An argument can be made that humans are, by nature, equally capable of violence and of empathy, and that wargames provide a useful outlet for our violent tendencies, but there's seldom any real violence in such games; it's more of a dance, and I think that dance is what attracts us to play the games. Kubrick once said of Napoleon's battles that "there's a weird disparity between the sheer visual and organizational beauty of the historical battles sufficiently far in the past, and their human consequences. It's rather like watching two golden eagles soaring through the sky from a distance; they may be tearing a dove to pieces, but if you are far enough away the scene is still beautiful." (Oh, to live in a world where Kubrick made his Napoleon, starring a thirty-four year old Jack Nicholson!)

Wargames can be rather good at capturing the twin eagles, and are often less concerned with the dove.
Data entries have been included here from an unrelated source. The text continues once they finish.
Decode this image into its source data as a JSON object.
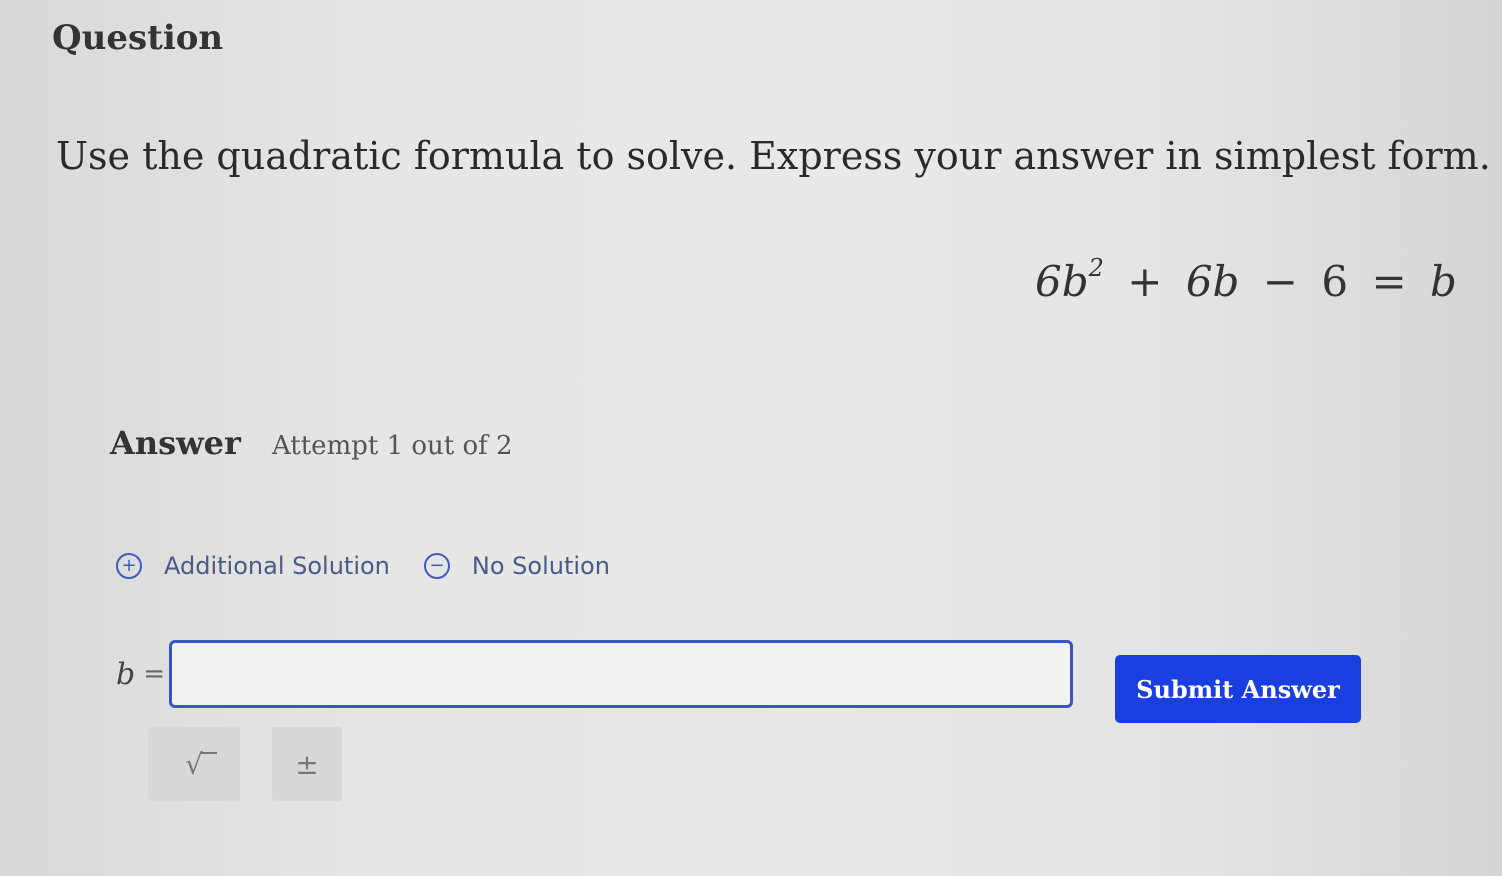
{
  "question": {
    "heading": "Question",
    "prompt": "Use the quadratic formula to solve. Express your answer in simplest form.",
    "equation": {
      "coef_a": "6b",
      "exponent": "2",
      "plus": "+",
      "term_b": "6b",
      "minus": "−",
      "constant": "6",
      "equals": "=",
      "rhs": "b"
    }
  },
  "answer": {
    "label": "Answer",
    "attempt": "Attempt 1 out of 2",
    "additional_solution_label": "Additional Solution",
    "no_solution_label": "No Solution",
    "variable": "b",
    "equals": "=",
    "input_value": "",
    "submit_label": "Submit Answer",
    "sqrt_symbol": "√",
    "plus_minus_symbol": "±"
  },
  "colors": {
    "accent": "#1a3fe0",
    "input_border": "#3b55c8",
    "link_text": "#4a5a8a"
  }
}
There are reasons for this, aesthetic and commercial and perhaps even primal.  I'm not going to pretend that they're in need of seismic reform or reevaluation, or that I have any definitive or final thoughts or say on the matter, one way or the other - only that I think it's important that we grapple with the question and recognize it, even if it remains unanswerable.
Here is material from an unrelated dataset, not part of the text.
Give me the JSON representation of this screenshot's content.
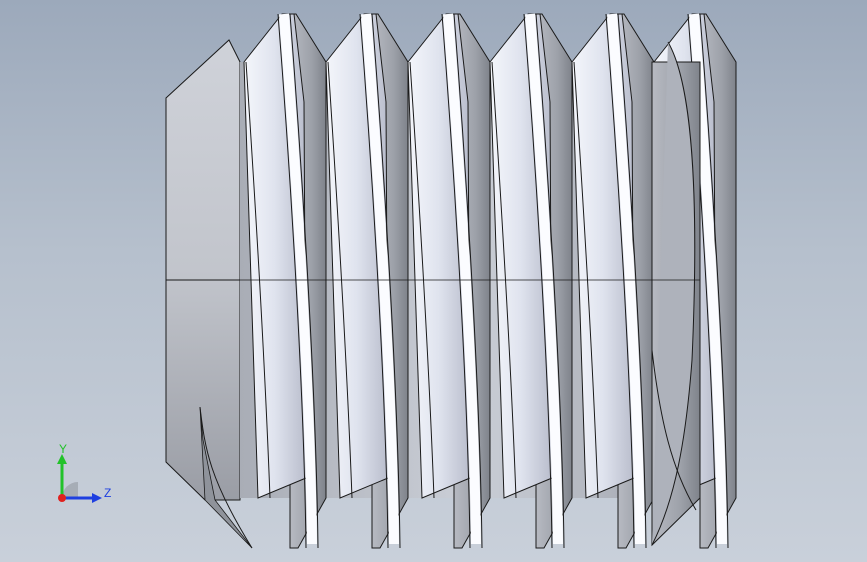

See Part 2 of Two Eagles and a Dove


8 comments

  • “Disreputable” might be the wrong word choice— maybe “repugnant” would be better. :-)

    Tom Russell

  • Thanks for articulating for me a large part of what I have been trying to do with my work over the last 20 years or more.
    How else are we to engage usefully, actively and ludically with the warty parts of history?
    I kind of feel sorry for those people for whom these games are only mechanical and intellectual exercises, but surely that’s because I’m trying for that extra bit of involvement and empathy.

    I don’t know why you refer to Brenda Romero’s “Train” as “disreputable”; I don’t think it is, but I also don’t think it’s a true game – it’s more of an art object.

    Thanks for the quote from our piece in the Zones of Control anthology, I stand by it but there are many other worthy quotes in the same vein in that massive, very thoughtful book full of good things by other people.

    Brian

    Brian Train

  • Thanks for posting this.
    I have the luxury of playing Puerto Rico oblivious to the atrocities it marginalizes. I certainly don’t fault that or any other designer for that decision.
    I’d like to see games like Train (though perhaps not as a trick), Underground Railroad, Colonialism, Tomorrow, and An Infamous Traffic become more popular so that they can become instruments in enlightening us about the aspects of history (or potential future in the case of tomorrow) it has so long been too convenient to simply overlook.
    Thanks for writing this and for publishing Traffic.